Faktanya, pasar akan tetap gelisah sampai Pakistan mendapat suntikan dana yang signifikan dari IMF dan negara-negara lain. Laporan menunjukkan bahwa IMF akan mengeluarkan tahap pertama sebesar $1,1 miliar setelah Arab Saudi memberikan SDR (Special Drawing Rights) sekitar $2,6 miliar karena kebutuhan pendanaan Pakistan jauh melebihi apa yang dapat dikucurkan oleh IMF. Menteri Keuangan mengakui dalam konferensi persnya pekan lalu bahwa “negara sahabat” akan mentransfer SDR melalui IMF.
Sementara itu, penurunan peringkat kredit Pakistan oleh Fitch Ratings baru-baru ini menambah kegelisahan pasar.
Cadangan devisa negara ini sekitar $9,7 miliar, menutupi impor dalam waktu kurang dari enam minggu. Ketika cadangan devisa mulai terkikis, kepercayaan diri pun ikut terkikis. Selain itu, terdapat kewajiban eksternal yang besar – diperkirakan lebih dari $30 miliar pada tahun fiskal ini, $21 miliar untuk membayar utang, dan $10-12 miliar untuk membiayai defisit transaksi berjalan.

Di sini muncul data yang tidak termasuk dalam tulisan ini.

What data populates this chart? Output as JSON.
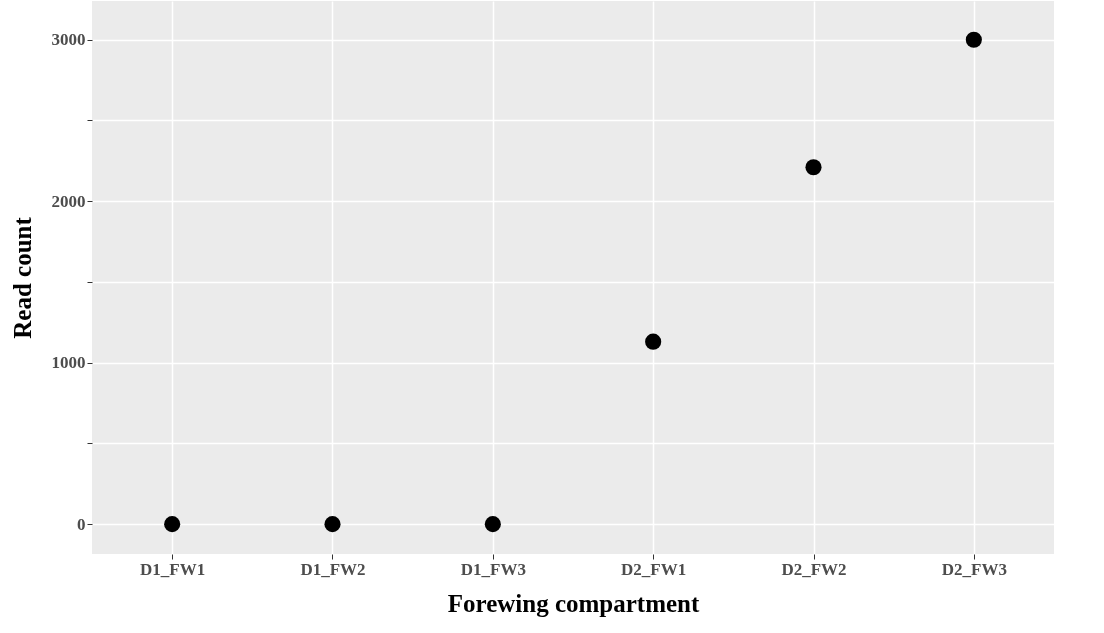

Hal ini meningkatkan risiko terjadinya badai sempurna. Jika cadangan devisa terus menurun, suntikan modal eksternal tidak mencukupi, atau arus masuk dana yang direncanakan gagal terwujud, kepanikan dapat terjadi di pasar bahkan sebelum terjadinya krisis arus kas. Kepercayaan diri dapat dengan cepat menguap karena ketidakmampuan suatu negara untuk memenuhi kebutuhan pembiayaannya. Dalam skenario di mana kepanikan muncul dan tekanan spekulatif meningkat, masyarakat mulai mengkonversi rupee menjadi dolar sebagai lindung nilai terhadap risiko. Tekanan ini mungkin mendorong bank sentral untuk segera menghabiskan cadangan devisanya. Dan jika Bank Negara tidak memanfaatkan cadangannya, nilai rupee akan semakin terpuruk. Hal ini dapat memicu kembali inflasi yang sudah tinggi, menyebabkan peningkatan tajam dalam biaya impor bahan bakar dan tentu saja memperburuk masalah defisit fiskal yang tidak terkendali.
Lemahnya perekonomian memerlukan diakhirinya kerusuhan politik dan memerlukan pengelolaan ekonomi yang bertanggung jawab dalam beberapa bulan mendatang. Nasib perekonomian lebih penting bagi negara dibandingkan siapa yang memenangkan pertarungan politik yang sedang berlangsung. Bagaimanapun, keunggulan dalam permainan kekuasaan akan sia-sia jika perjuangan demi stabilitas ekonomi Pakistan kalah.
Penulis adalah mantan duta besar untuk Amerika, Inggris dan PBB.